Wien/Kyoto. Nach dem glorreichen Comeback mit der Spielkonsole Wii sind für das japanische Videospiel-Unternehmen Nintendo harte Zeiten angebrochen. Die Verkaufszahlen der Ende 2006 herausgegebenen Konsole waren schon 2011 stark zurückgegangen, Nintendo meldete, im Geschäftsjahr 2011/12 insgesamt 9,8 Millionen Stück verkauft zu haben. Damit hatte man das Verkaufsziel von 13 Millionen deutlich verfehlt. Ein Fiskaljahr zuvor waren es allerdings noch 15 Millionen gewesen.
Die Verkaufszahlen brechen auch heuer weiter ein. Jede Woche muss man sich mit weniger Nachfrage abfinden. Waren in der mit 7. Jänner zu Ende gegangenen Verkaufswoche weltweit noch mehr als 305.000 Wii über den Verkaufstisch gegangen, so waren es in der am 12. Mai zu Ende gegangenen Woche nur mehr 62.000. Zum Vergleich: Die Xbox360 von Microsoft sank von 264.000 auf 108.000 und liegt damit nun deutlich vor der Wii. Die Nummer 1 bei den Spielkonsolen ist aber bereits seit mehr als einem Jahr die PlayStation 3 (PS3) von Sony. Still und heimlich hat die unter den Erwartungen gestartete PS3 die Marktführerschaft übernommen.
Ein wesentlicher Grund für den Erfolg von Sonys Schlachtross ist in der reichhaltigen Spielpalette mit etlichen Exklusivtiteln zu finden. In diesem Bereich schwächelt Nintendo außerordentlich. Zudem hat die PS3 mit der Blu-ray-Technologie ein weiteres Verkaufsargument, das die Käufer speziell in Krisenzeiten überzeugt. Statt ein weiteres Gerät kaufen zu müssen, kann man mit der PS3 Blu-ray-Filme ansehen.
Bei den Gesamtverkaufszahlen über den gesamten Lebenszyklus dürfte die PS3 noch heuer die Xbox360 überholen.
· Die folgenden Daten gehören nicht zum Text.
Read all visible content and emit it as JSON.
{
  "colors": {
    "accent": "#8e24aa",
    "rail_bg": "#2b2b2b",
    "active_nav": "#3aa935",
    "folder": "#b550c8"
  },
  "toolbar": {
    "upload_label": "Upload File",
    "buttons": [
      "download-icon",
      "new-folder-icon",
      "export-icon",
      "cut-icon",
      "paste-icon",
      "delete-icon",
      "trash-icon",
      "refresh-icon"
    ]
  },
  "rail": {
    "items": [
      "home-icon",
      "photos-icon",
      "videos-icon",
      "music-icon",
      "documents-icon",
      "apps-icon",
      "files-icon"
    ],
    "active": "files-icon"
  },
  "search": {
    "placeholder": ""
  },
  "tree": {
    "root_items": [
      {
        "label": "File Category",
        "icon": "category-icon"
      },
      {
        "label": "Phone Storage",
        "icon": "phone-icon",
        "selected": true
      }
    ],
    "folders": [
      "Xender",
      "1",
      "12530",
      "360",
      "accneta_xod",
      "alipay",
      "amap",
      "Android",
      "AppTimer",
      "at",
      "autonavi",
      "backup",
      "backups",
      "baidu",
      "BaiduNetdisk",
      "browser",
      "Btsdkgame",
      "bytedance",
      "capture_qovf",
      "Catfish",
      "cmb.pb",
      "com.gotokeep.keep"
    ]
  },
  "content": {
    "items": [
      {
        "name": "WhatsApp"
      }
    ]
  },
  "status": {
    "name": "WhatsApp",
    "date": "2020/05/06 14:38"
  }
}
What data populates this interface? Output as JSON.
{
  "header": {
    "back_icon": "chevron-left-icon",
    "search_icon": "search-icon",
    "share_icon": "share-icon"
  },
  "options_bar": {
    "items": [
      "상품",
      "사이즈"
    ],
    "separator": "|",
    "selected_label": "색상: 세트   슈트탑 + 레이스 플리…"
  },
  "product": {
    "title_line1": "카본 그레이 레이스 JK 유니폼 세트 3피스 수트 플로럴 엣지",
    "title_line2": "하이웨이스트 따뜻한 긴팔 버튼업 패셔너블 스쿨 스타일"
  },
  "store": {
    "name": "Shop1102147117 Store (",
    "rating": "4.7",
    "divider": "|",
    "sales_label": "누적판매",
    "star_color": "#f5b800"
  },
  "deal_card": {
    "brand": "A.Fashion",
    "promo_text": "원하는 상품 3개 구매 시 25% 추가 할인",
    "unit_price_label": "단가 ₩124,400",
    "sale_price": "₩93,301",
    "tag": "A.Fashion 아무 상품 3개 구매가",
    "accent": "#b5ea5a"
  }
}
Derzeit liegt Sonys Konsole bei knapp über 64 Millionen verkauften Exemplaren, wie das Internetportal VGChartz berichtet, die Xbox360 hat um knapp zwei Millionen mehr verkauft.
100-Millionen-Grenze
Nintendo darf sich wenigsten darüber freuen, die magische 100-Millionen-Grenze noch 2012 zu überschreiten. Und man hat für heuer noch ein Ass im Ärmel. Ende des Jahres soll mit der Wii U der Nachfolger der Wii erscheinen. Damit soll erneut für Furore gesorgt werden, nachdem man das letzte Geschäftsjahr - erstmals seit dem Börsengang vor über 50 Jahren - mit roten Zahlen abschloss. Allerdings stehen die Zeichen nicht all zu gut.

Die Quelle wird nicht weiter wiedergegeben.